The second condition for the seed to start germinating is a suitable temperature. For each plant there are minimum, maximum and optimum temperatures for seed germination. Peas and most legumes germinate at 1 to 5 degrees above zero. Best of all, the seed will develop at a temperature of 20 to 30 degrees, and starting from 37, the temperature becomes fatal for them. The third prerequisite is the presence of oxygen in the air. In the absence of oxygen, the seeds will not germinate, and the lower the oxygen content, the worse their development will be.

Step 4

Usually seeds germinate in the dark, but there are also plants whose seeds need light to germinate. For hard seeds with a dense skin, for successful germination, you need to damage the skin, for example, by grinding them with sand.
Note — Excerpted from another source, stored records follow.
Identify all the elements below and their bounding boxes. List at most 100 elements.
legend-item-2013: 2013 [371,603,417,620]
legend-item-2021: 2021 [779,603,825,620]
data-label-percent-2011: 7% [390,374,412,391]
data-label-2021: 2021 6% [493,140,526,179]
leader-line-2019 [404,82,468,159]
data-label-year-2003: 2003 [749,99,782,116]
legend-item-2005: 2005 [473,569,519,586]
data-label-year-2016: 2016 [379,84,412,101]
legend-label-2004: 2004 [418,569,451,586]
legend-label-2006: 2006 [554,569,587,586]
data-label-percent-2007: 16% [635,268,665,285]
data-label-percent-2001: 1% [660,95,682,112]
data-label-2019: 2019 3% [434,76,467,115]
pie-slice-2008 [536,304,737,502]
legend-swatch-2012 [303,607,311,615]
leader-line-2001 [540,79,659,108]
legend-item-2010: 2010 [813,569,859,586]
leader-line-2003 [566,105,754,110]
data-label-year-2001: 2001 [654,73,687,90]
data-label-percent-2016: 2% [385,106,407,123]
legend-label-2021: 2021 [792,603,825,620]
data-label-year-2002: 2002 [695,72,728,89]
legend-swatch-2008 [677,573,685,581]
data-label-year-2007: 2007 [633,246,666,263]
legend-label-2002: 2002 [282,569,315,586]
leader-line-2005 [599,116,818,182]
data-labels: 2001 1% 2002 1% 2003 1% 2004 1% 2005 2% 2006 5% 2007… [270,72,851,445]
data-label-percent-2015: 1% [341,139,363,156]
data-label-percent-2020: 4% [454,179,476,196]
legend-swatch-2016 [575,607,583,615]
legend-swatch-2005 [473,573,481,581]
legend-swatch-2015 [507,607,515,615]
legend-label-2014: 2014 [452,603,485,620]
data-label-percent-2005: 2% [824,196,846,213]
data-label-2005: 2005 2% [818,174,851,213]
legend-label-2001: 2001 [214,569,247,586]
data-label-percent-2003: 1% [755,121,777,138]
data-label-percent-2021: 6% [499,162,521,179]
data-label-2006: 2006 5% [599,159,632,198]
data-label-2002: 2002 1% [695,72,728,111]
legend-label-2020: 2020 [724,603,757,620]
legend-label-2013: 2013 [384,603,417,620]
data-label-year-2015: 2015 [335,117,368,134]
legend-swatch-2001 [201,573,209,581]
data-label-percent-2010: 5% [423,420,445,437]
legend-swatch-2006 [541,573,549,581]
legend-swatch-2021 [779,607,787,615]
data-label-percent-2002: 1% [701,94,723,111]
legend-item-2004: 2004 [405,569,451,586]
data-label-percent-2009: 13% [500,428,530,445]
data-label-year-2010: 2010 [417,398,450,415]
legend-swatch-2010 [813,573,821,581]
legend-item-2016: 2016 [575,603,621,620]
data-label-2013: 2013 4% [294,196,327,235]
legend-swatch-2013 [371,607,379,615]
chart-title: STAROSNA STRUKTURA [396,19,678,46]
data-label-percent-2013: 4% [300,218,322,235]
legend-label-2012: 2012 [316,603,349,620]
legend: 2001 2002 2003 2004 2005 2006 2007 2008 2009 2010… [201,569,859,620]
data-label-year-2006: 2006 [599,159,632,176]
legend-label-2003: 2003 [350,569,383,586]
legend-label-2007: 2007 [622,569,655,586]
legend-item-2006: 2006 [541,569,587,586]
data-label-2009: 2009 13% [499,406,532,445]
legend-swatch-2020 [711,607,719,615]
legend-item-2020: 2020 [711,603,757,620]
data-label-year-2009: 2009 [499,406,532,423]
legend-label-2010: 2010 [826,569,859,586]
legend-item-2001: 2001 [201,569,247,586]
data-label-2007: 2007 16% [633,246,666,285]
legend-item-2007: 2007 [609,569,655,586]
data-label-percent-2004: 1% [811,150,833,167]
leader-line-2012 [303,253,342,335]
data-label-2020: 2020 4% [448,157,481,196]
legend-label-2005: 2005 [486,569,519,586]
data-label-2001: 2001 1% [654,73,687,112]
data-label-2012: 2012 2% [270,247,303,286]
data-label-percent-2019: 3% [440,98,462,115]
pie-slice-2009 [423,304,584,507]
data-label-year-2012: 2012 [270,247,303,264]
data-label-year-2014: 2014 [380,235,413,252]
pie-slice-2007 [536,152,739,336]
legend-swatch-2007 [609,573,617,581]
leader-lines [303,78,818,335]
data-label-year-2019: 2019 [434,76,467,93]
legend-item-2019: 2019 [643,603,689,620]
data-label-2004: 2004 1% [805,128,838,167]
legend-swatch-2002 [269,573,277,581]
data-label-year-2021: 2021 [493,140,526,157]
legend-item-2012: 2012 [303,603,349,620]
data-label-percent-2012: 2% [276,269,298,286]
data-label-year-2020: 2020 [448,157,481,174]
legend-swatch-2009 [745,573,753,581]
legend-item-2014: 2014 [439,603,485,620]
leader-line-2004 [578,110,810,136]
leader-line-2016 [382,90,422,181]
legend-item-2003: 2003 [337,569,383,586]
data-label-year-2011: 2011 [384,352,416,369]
This mechanical damage is called scarification. Plants of the middle lane need a preliminary exposure to cold for successful germination. Germination-promoting chemicals are also popular. After the pea is swollen, the seed coat breaks and the root of the embryo comes out. Next comes the hypocotyl, the hypocotyl knee that carries the cotyledons. Small cotyledons are carried to the surface of the soil, while large ones remain in it. Between the two cotyledons, dividing them, a bud with a rudiment of the stem and leaves begins to develop.